Дальше, притулившись к иллюминатору, скрючился остроносый, с вытянутым вперед лицом человек, житель маленького приморского поселка. Желтоватые лоб и щеки свидетельствовали, что с ним не все ладно. Человек тут же и подтвердил это.
– Николаем меня зовут, – сказал он, обращаясь к Почивалову. – Я в Новосибирске в клинике лежал, теперь домой лечу.
– Ты больной, да? – накинулся на остроносого дядин племянник.
– Не больной, а после операции, – строго поправил Николай. – Операцию мне сделали: шунтирование. Сосуды начали сужаться, а отчего сужаются, черт его знает, ни одна собака не разберет. Даже доктор сказал: видимых причин нет. Откуда бы им, причинам, взяться? Молоко и яйца только свои. Мясо – свое. Картошка, капуста – само собой. Никакой химии сроду не жрем. Я думаю: это все Менделеевы натворили. Спутники запускают, космонавтов. Что они там с атмосферой химичат – нам не говорят, а сосуды сужаются.
– Космонавты на сосуды не влияют, – авторитетно заявил племянник.
– Как это не влияют? А кто тогда влияет? Будь моя воля, я бы из ученых оставил только агрономов и ветеринаров. От остальных, кроме вреда, никакой пользы.
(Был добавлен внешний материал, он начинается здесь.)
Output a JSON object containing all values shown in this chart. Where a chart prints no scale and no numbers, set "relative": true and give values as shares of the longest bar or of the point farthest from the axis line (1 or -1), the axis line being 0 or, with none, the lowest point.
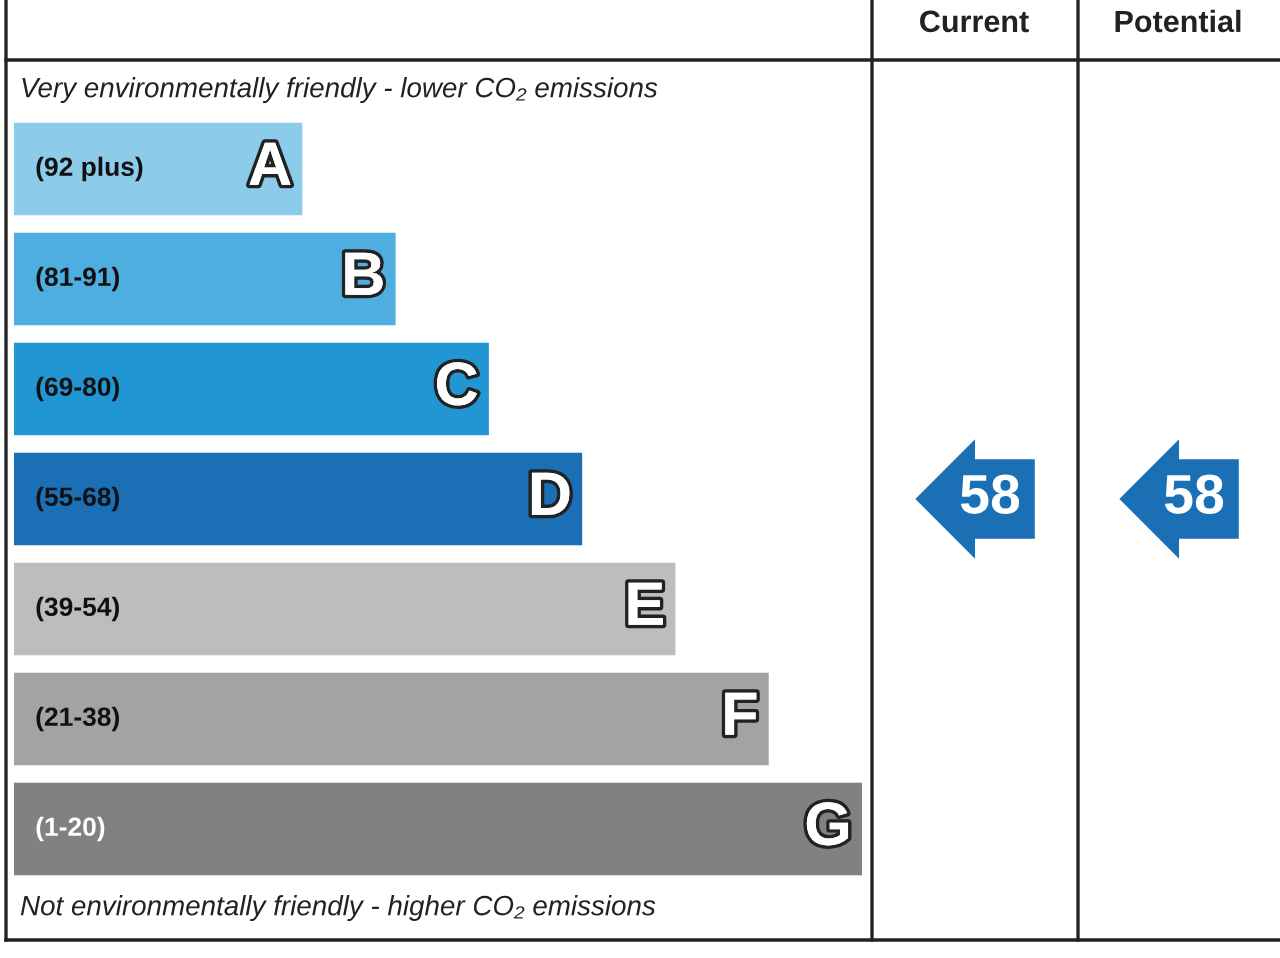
{
  "chart_data": {
    "type": "bar",
    "orientation": "horizontal",
    "relative": true,
    "categories": [
      "A",
      "B",
      "C",
      "D",
      "E",
      "F",
      "G"
    ],
    "values": [
      0.34,
      0.45,
      0.56,
      0.67,
      0.78,
      0.89,
      1.0
    ],
    "colors": [
      "#8ccbea",
      "#4eaee0",
      "#2196d3",
      "#1a6fb5",
      "#bdbdbd",
      "#a3a3a3",
      "#818181"
    ],
    "annotations": [
      "Very environmentally friendly - lower CO₂ emissions",
      "Not environmentally friendly - higher CO₂ emissions",
      "Current",
      "Potential",
      "(92 plus)",
      "(81-91)",
      "(69-80)",
      "(55-68)",
      "(39-54)",
      "(21-38)",
      "(1-20)",
      "58",
      "58"
    ]
  }
}
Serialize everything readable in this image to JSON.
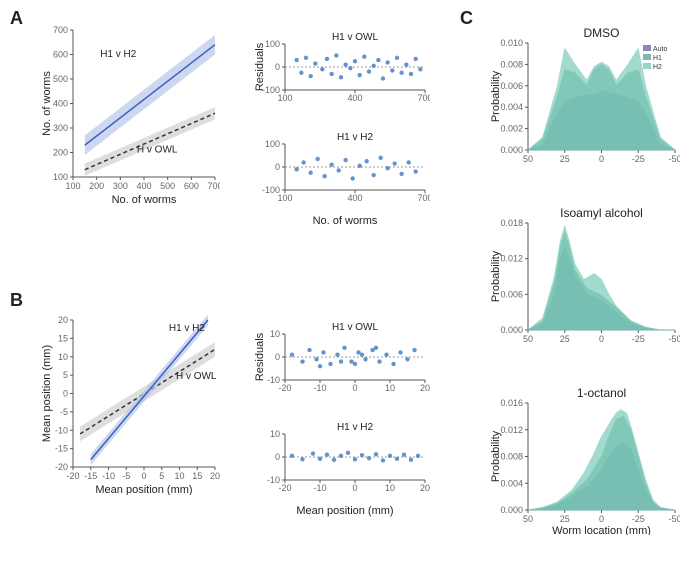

Он расстегнул рубашку. Из-под белой нашлепки пластыря торчала по краям марля и вата. Пластырь был такой обширный, словно за ним скрывалась необъятная рана. Оторви его – и увидишь сердце.
– Ой! – вскрикнул Мирлан, схватившись ладонями за щеки. – Так у тебя еще не зажило! До дома не долетишь.
– Не боись, долечу, – сказал Николай.
– Как тебя выписали?
– Не хотели. – он торжествующе усмехнулся. – Да разве им меня удержать? Когда позарез надо!
– Заболел дома кто? – посочувствовал Андрей Васильевич.
– Никто не заболел. У меня в семье все здоровые.
– Тогда что?
– Хочу осмотреть свинью для покупки. Жена звонит: большая свинья и просят недорого! Сейчас хорошую свинью дешево не купишь. Упускать нельзя, надо смотреть.
На это Андрей Васильевич не нашелся что ответить, а племянник сказал:
– У тебя там зашито, да?
– Зашито.
– А если швы разойдутся?
Николай презрительно оттопырил губы, отчего лицо его еще сильнее выдвинулось вперед, затем цыкнул зубом и произнес:
– Не разойдутся! Я фартовый, мне всегда везет.
– Всегда везти не может! – солидно объявил Мирлан. – Мне и то не всегда везет.
– Про тебя – не знаю. А мне везет! – Николай опять обращался к Почивалову. – Из армии пришел, а Танька моя замужем. Ничего, отбил. К себе привел, сказал: тут теперь твое место. Только начали жить – хоромы мои сгорели. Начисто! Гроза была, молния в крышу ударила. Полыхнуло так, что остались одни головешки. И двор, и стайка – в один момент прахом. Трех овечек успел на улицу вытолкать, да сами выскочили в чем были. Танька в слезы: ох, ах! Я говорю: не боись, дура, все будет тип-топ. Еще лучше построю. И сам, от начала до конца, дом поднимал. Как хотел, так и сделал. Теперь все у меня есть.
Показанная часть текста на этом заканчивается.